Earlier this year, the Veale Convocation, Recreation and Athletic Center swimming pool was a testing site for Kathryn ‘Kati’ Daltorio’s Crab Lab thanks to a collaboration with the Motley Scuba Diving Club. 

Supported by the Department of Defense, researchers in the Crab Lab, including PhD students Mingyu Pan and Yifeng Gong, are creating a waterproof crab robot that is capable of searching for and removing underwater un-exploded ordnance (UXO) in shallow water. 

Because it’s underwater, the robot's sensors may not work perfectly, limiting its ability to communicate. Hung shared that the development of this type of robot is hard, but also rewarding. 

“The coolest thing is when we make a breakthrough in the field of underwater legged robots and underwater manipulation,” he said. “Although legged robots are popular, most research only focuses on locomotion or manipulation on the ground. Few research groups developed legged robots underwater for many reasons.”
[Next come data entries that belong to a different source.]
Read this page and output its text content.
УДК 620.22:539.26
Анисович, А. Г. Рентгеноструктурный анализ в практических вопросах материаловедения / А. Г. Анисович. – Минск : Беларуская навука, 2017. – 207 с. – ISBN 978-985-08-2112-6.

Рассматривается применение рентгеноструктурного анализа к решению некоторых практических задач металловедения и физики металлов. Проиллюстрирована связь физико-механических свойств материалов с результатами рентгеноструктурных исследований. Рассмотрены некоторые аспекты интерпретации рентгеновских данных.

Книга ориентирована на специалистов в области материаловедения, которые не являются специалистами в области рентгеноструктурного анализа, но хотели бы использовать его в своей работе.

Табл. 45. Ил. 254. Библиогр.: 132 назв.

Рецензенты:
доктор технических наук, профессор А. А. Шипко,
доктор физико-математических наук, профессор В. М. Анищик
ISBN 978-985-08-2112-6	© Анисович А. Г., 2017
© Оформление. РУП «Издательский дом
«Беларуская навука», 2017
For the last year and a half, Gong has been designing the robot, working on the mechanical structure, simulating it on a computer and developing the controller, all while ensuring it is waterproof. Then, he put his work to the test when divers helped him submerge it under three meters of water in the Veale pool. 
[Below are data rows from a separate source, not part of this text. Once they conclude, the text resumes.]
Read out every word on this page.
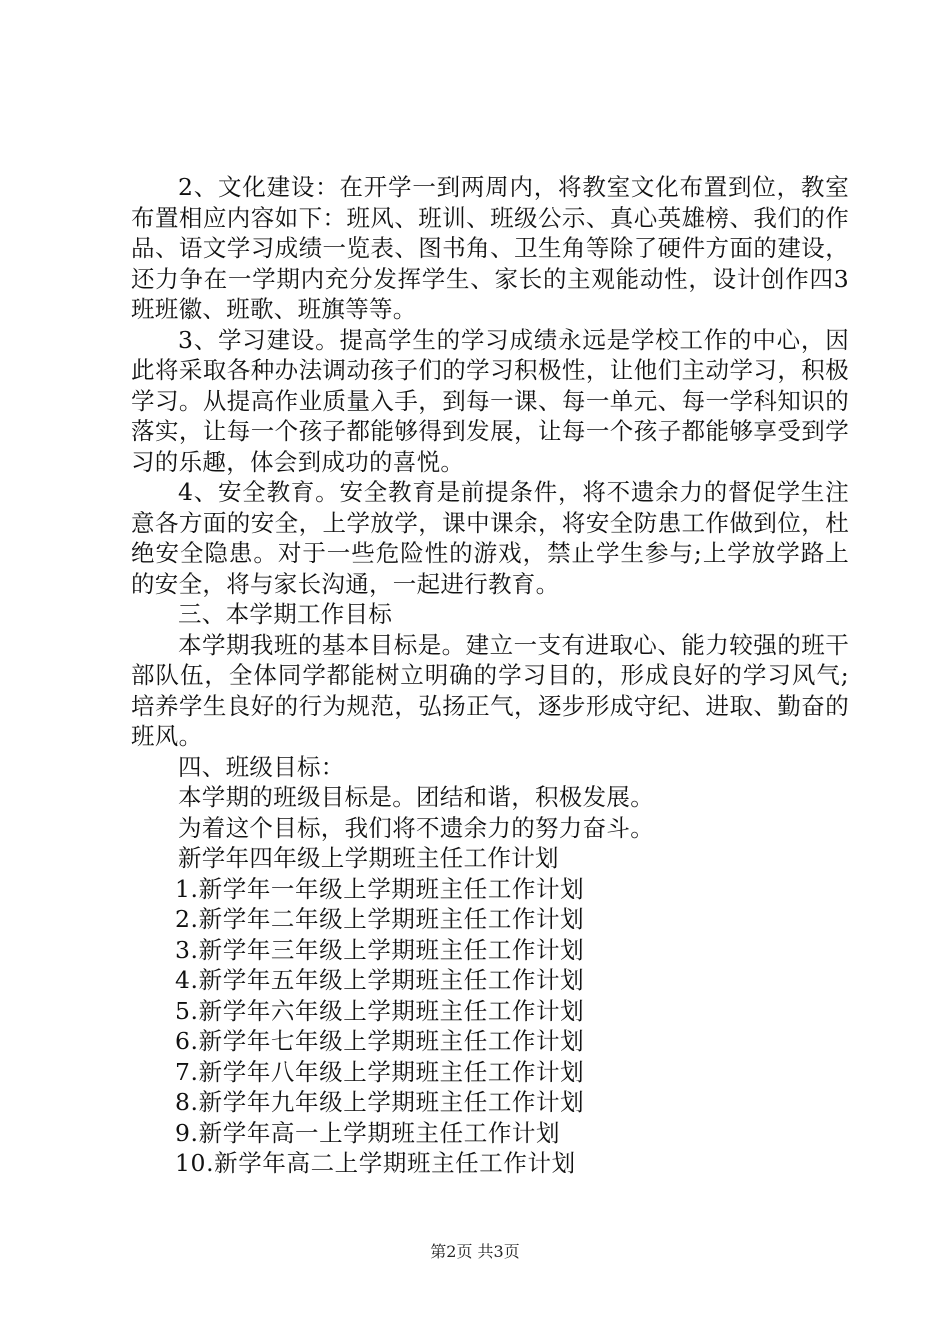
2、文化建设：在开学一到两周内，将教室文化布置到位，教室布置相应内容如下：班风、班训、班级公示、真心英雄榜、我们的作品、语文学习成绩一览表、图书角、卫生角等除了硬件方面的建设，还力争在一学期内充分发挥学生、家长的主观能动性，设计创作四3班班徽、班歌、班旗等等。

3、学习建设。提高学生的学习成绩永远是学校工作的中心，因此将采取各种办法调动孩子们的学习积极性，让他们主动学习，积极学习。从提高作业质量入手，到每一课、每一单元、每一学科知识的落实，让每一个孩子都能够得到发展，让每一个孩子都能够享受到学习的乐趣，体会到成功的喜悦。

4、安全教育。安全教育是前提条件，将不遗余力的督促学生注意各方面的安全，上学放学，课中课余，将安全防患工作做到位，杜绝安全隐患。对于一些危险性的游戏，禁止学生参与;上学放学路上的安全，将与家长沟通，一起进行教育。

三、本学期工作目标

本学期我班的基本目标是。建立一支有进取心、能力较强的班干部队伍，全体同学都能树立明确的学习目的，形成良好的学习风气;培养学生良好的行为规范，弘扬正气，逐步形成守纪、进取、勤奋的班风。

四、班级目标：

本学期的班级目标是。团结和谐，积极发展。

为着这个目标，我们将不遗余力的努力奋斗。

新学年四年级上学期班主任工作计划

1.新学年一年级上学期班主任工作计划
2.新学年二年级上学期班主任工作计划
3.新学年三年级上学期班主任工作计划
4.新学年五年级上学期班主任工作计划
5.新学年六年级上学期班主任工作计划
6.新学年七年级上学期班主任工作计划
7.新学年八年级上学期班主任工作计划
8.新学年九年级上学期班主任工作计划
9.新学年高一上学期班主任工作计划
10.新学年高二上学期班主任工作计划
第2页 共3页
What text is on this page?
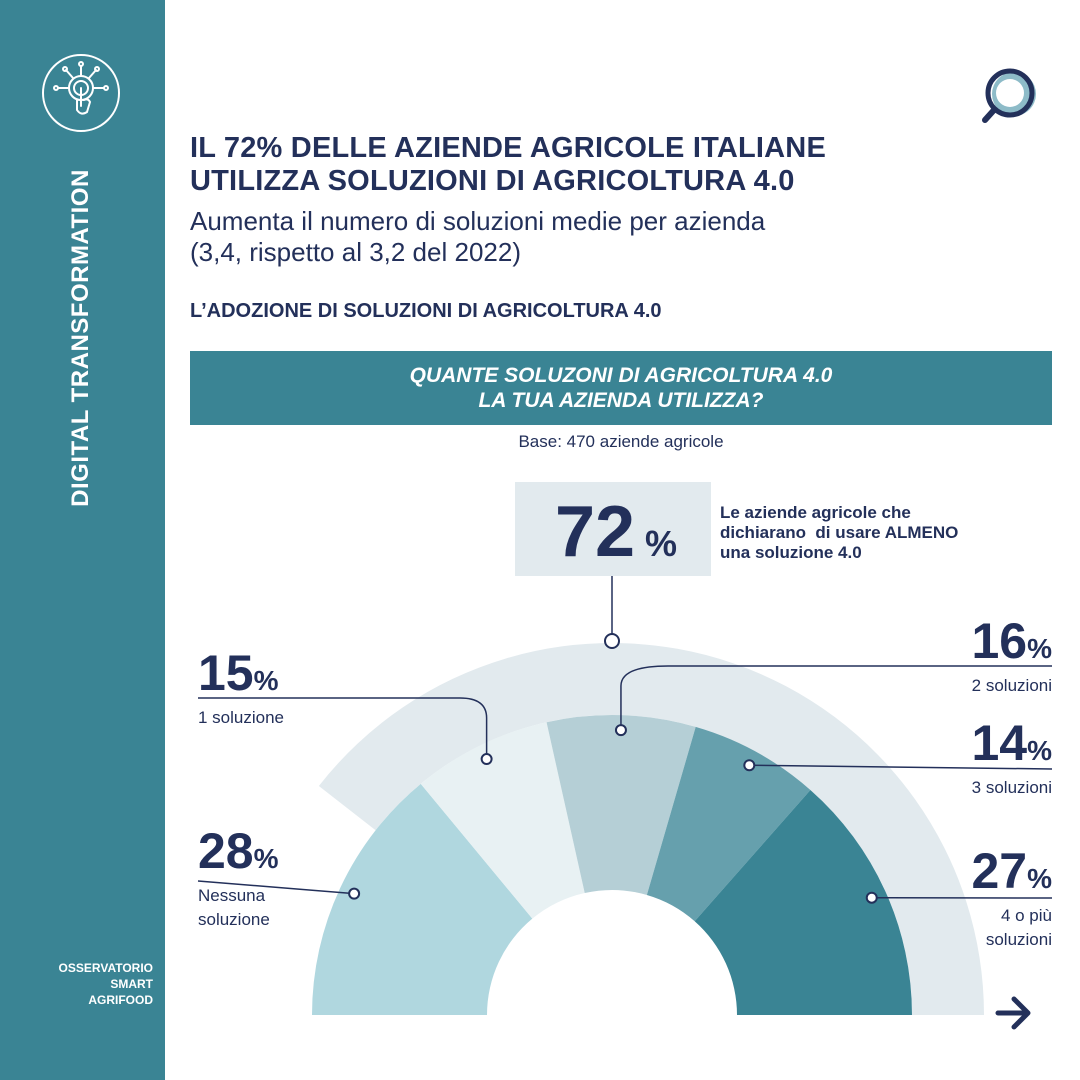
DIGITAL TRANSFORMATION
OSSERVATORIO
SMART
AGRIFOOD
IL 72% DELLE AZIENDE AGRICOLE ITALIANE
UTILIZZA SOLUZIONI DI AGRICOLTURA 4.0
Aumenta il numero di soluzioni medie per azienda
(3,4, rispetto al 3,2 del 2022)
L’ADOZIONE DI SOLUZIONI DI AGRICOLTURA 4.0
QUANTE SOLUZONI DI AGRICOLTURA 4.0
LA TUA AZIENDA UTILIZZA?
Base: 470 aziende agricole
28%
Nessuna
soluzione
15%
1 soluzione
16%
2 soluzioni
14%
3 soluzioni
27%
4 o più
soluzioni
72 %
Le aziende agricole che
dichiarano  di usare ALMENO
una soluzione 4.0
“I’m so glad it is functional after 20 minutes of the test and can also retrieve the UXO in the pool,” Hung revealed.

The testing happened in partnership with CWRU’s scuba team and Alexander Meylikhov. The divers, Meylikhov and Liam French, were responsible for filming the robot underwater and capturing its functionality while it retrieved the un-exploded IEDs. 

“Diving alongside a machine was a surreal experience,” the sophomore mechanical engineering student shared. “It felt like we were contributing to pushing the boundaries of robotics.”

With a goal of the club to share their passion for diving and make the activity more accessible, Meylikhov thought collaborating with research teams would both assist researchers with projects, but also spark interest in scuba diving. 

Meylikhov said that this first collaboration taught the team a significant lesson: that something they find enjoyable can also be leveraged to advance technology and potentially save lives in the future.